Alle Punkte werden relativ kurz behandelt, manchmal zu kurz, so dass einzelne Abschnitte nicht wirklich deutlich werden, zum Beispiel das Centern (hier wird die Bedeutung des Körperzentrums behandelt) und das Yin/Yang-Prinzip. Hier wären ausführlichere Informationen hilfreich gewesen ebenso wie bei manchen Anwendungen. Es ist löblich, dass auf den Videos diese Themen angesprochen werden, aber sie bleiben zu unverständlich. Das Gleiche gilt auch für die Abschnitte zum Qigong und zum einhändigen Tuishou auf dem zweiten Video. Es wird hier nur ein kurzer Eindruck vermittelt, was Tuishou bzw. Qigong sein könnten. So hinterlassen diese Abschnitte einen unvollständigen Eindruck, der nach mehr Informationen verlangt. Es bleibt zu hoffen, dass in den noch kommenden Videos diese Bereiche intensiver behandelt werden, damit die jetzt entstandene Neugier gestillt werden kann.
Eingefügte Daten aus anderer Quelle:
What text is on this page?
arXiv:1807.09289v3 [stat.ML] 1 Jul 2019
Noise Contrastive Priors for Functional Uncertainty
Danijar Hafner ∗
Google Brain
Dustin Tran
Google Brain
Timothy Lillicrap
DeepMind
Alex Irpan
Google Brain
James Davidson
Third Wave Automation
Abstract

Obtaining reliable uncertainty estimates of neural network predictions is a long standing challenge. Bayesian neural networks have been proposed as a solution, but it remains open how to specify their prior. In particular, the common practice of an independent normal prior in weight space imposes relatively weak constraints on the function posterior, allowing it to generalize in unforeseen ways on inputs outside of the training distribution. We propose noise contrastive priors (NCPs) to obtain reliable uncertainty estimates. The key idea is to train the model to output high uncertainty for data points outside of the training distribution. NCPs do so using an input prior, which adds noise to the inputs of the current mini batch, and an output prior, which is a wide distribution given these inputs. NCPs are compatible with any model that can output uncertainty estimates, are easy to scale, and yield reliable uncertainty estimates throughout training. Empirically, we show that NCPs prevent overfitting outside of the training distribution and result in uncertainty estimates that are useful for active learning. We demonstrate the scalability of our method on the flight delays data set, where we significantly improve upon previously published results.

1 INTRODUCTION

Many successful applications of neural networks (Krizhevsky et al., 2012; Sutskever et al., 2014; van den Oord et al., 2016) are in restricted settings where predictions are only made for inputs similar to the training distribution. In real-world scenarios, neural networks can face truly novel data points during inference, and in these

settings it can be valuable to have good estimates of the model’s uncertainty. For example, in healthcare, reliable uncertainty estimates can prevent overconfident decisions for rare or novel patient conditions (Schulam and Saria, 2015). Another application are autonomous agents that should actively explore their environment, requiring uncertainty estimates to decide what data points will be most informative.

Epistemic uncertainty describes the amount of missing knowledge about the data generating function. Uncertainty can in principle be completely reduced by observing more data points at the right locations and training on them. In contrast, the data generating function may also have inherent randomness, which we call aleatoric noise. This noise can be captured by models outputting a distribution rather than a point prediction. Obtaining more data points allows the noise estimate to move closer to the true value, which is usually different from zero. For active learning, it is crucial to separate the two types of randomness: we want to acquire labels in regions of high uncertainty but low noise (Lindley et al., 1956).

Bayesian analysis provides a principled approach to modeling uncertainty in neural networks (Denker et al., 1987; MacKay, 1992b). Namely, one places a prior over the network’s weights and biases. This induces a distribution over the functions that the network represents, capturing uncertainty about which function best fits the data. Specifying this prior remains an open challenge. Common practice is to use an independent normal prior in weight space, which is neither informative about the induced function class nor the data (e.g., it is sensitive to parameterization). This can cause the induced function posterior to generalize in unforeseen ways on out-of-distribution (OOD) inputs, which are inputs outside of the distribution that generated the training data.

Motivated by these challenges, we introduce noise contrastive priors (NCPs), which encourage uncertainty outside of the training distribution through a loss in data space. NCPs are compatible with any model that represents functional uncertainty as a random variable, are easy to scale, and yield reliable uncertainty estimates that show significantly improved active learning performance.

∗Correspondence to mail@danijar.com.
Diese zu knappen Darstellungen mindern leider den guten Gesamteindruck, den die Videos auf mich hinterlassen haben. Das Konzept und die Einteilung sind gut und die gegebenen Erklärungen sind klar. Die gelungene Kameraführung mit Perspektivwechseln, vielen ruhigen Schnitten und die verschiedenen Orte – gedreht wurde auf der Museumsinsel Hombroich – lassen das Zusehen nicht langweilig werden. Unterstützt werden die schönen Bilder von der intensiven, aber unaufdringlichen Musik Paul Horns. Auch der zusätzliche Sprecher, der immer wieder Grundlegendes zur Bewegung, Körperhaltung, Atmung etc. einstreut, klingt sehr professionell. Den ZuschauerInnen werden so an keiner Stelle zu viele Informationen auf einmal zugemutet.
Fazit: Die Videos geben einen guten Einblick in den Yang-Stil. Sie sind sicherlich nicht für AnfängerInnen zum Lernen der Form bestimmt – wir wissen, die sollten eh´ nicht vom Video lernen … Aber für Taiji-Übende, insbesondere die des Yang-Stils, bieten diese Videos eine Menge Anregungen.